The technology will use two extreme high-definition cameras that are offset to create a three dimensional view of a wind turbine, the horizon, and an area surrounding the turbine. In addition to daytime operations, the cameras will use a new, near-infrared technology that will allow the detection of animal movements at night as well as during the day. Initial deployment will be at one or more operating wind farms owned by First Wind in the state of Maine. The selection of the preferred test site(s) is still to be determined.
Developing technology to detect bird and bat avoidance at terrestrial and offshore wind farms will promote a better understanding of the nature of wildlife risks-or lack thereof-at wind farms, and reduce uncertainty about micro avoidance behaviours during operation. In the future, these cameras could provide a reliable method of detecting bird and bat response to offshore wind projects, where it is not possible to conduct traditional wildlife monitoring.

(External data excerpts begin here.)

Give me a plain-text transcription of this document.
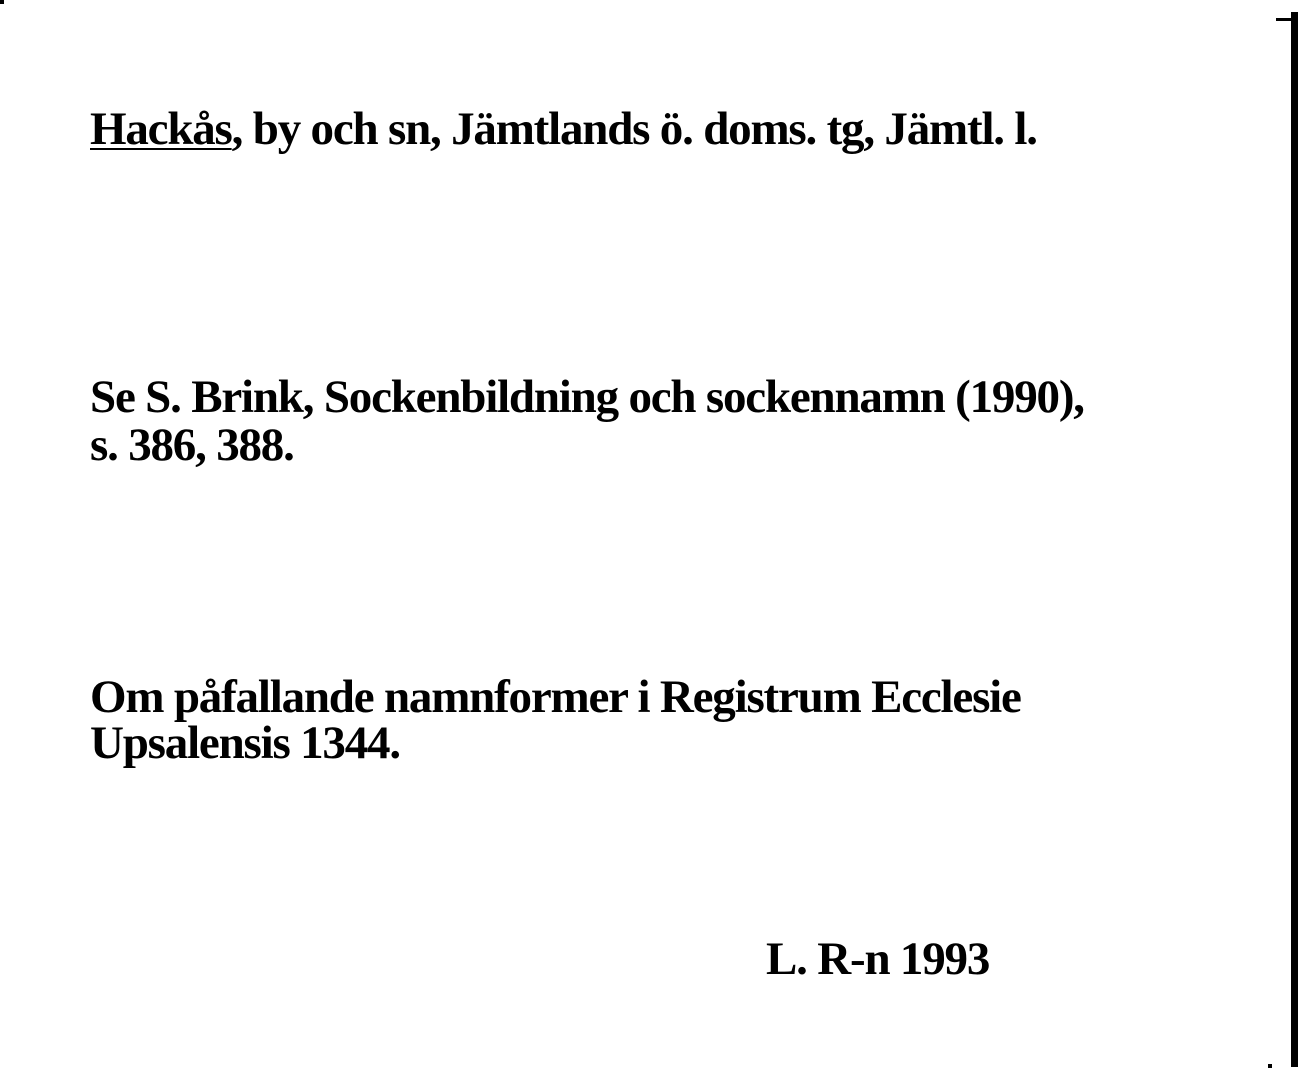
Hackås, by och sn, Jämtlands ö. doms. tg, Jämtl. l.
Se S. Brink, Sockenbildning och sockennamn (1990),
s. 386, 388.
Om påfallande namnformer i Registrum Ecclesie
Upsalensis 1344.
L. R-n 1993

“This is an extraordinary collaboration between HiDef’s technology developers and engineers, BRI’s wildlife biologists, a wind farm developers and an academic body who are working together on cutting-edge technology,” says Wing Goodale, deputy director of Biodiversity Research Institute. “These camera systems will be able to address the challenge of understanding how birds and bats behave around wind turbines.”
HiDef managing director Mark Robinson said “We are delighted with the award, we have a very strong partnership which promises to validate the system developments we undertook in the UK with Centrica and move the technology on to a 24 hour a day service. The current inertia within the UK offshore wind supply chain has meant HiDef need to develop this technology for alternative territories such as the USA, our R&D function will be transferred to our U.S. company to fulfil our obligations”.
HiDef and BRI have been collaborating for three years a pervious DOE award for $4.5M delivering digital aerial surveys. Steve Burns technical director at HiDef commented, “when we set out to find collaboration partners in the U.S. BRI were our preferred choice having worked so closely and successfully with them over an extended period of time. We believe the additional developments planned in this latest project will deliver a commercially ready system operating on a continuous 24 basis within a year.